Francesco's blog

 Friday, November 18, 2005

Let's consider the following code, which represents a typical situation: you are inside a nested loop and you want to exit both loops when a condition is true:

For i As Integer = 1 To 10
  
Dim exiting As Boolean = False
  
For j As Integer = 1 To 20
     
' If the Evaluate function returns zero you want to exit both loops
     
If Evaluate(i, j) = 0 Then
        
exiting = True
        
Exit For
     
End If
      ' Do something here
   Next
   If exiting Then Exit For
Next

It isn't important to understand what the Evaluate function does, just consider that when this function returns zero you must exit both loops. The above code isn't optimized, because it repeatedly tests the exiting variable. You might optimize the loop by using a Goto statement that points to a label following the second Next keyword, but educated programmers don't use Gotos, right? So, the question is simple: how can you simplify this code and optimize it at the same time by dropping the exiting variable?

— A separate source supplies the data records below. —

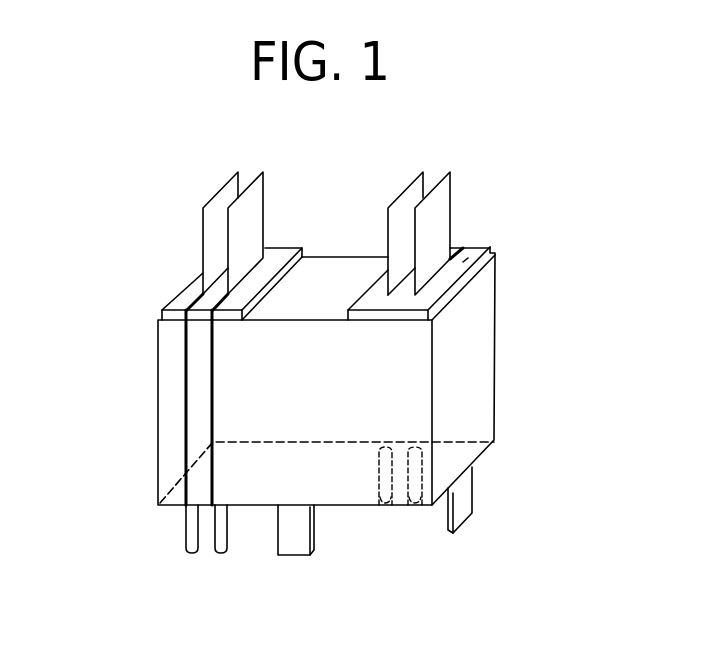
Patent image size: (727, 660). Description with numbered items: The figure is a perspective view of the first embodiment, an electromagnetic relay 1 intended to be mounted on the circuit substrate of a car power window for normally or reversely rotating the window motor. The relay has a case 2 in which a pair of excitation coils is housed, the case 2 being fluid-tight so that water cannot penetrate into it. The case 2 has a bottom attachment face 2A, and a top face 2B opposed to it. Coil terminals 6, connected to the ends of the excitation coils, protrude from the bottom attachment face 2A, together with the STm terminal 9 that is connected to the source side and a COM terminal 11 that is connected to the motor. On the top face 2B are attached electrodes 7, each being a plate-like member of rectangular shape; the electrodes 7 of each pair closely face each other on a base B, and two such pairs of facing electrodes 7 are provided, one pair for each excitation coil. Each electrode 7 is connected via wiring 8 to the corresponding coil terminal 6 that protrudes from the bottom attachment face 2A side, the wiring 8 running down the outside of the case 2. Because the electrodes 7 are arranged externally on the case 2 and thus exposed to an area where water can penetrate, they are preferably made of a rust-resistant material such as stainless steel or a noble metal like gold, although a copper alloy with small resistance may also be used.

The electromagnetic relay 1 is at (352, 267).
The case 2 is at (172, 365).
The bottom attachment face 2A is at (445, 452).
The top face 2B is at (308, 277).
The coil terminals 6 is at (192, 555).
The electrodes 7 is at (218, 227).
The wiring 8 is at (185, 423).
The STm terminal 9 is at (292, 545).
The COM terminal 11 is at (460, 503).
The base B is at (452, 270).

The solution is simple, and is based on the fact that Visual Basic supports as many as three different kinds of loops: For, Do, and While. Each kind of loop supports a corresponding Exit keyword (Exit For, Exit Do, and Exit While), thus you can rewrite the code as follows:

Dim i As Integer = 1
Do While i <= 10
  
For j As Integer = 1 To 20
     
If Evaluate(i, j) = 0 Then Exit Do
      ' Do something here
   Next
  
i += 1
Loop

You can use the same technique when you have up to three nested loops.

Incidentally, you can't adopt this technique in C#, because its break statement doesn't have the same "semantics power" of the Exit keyword in VB.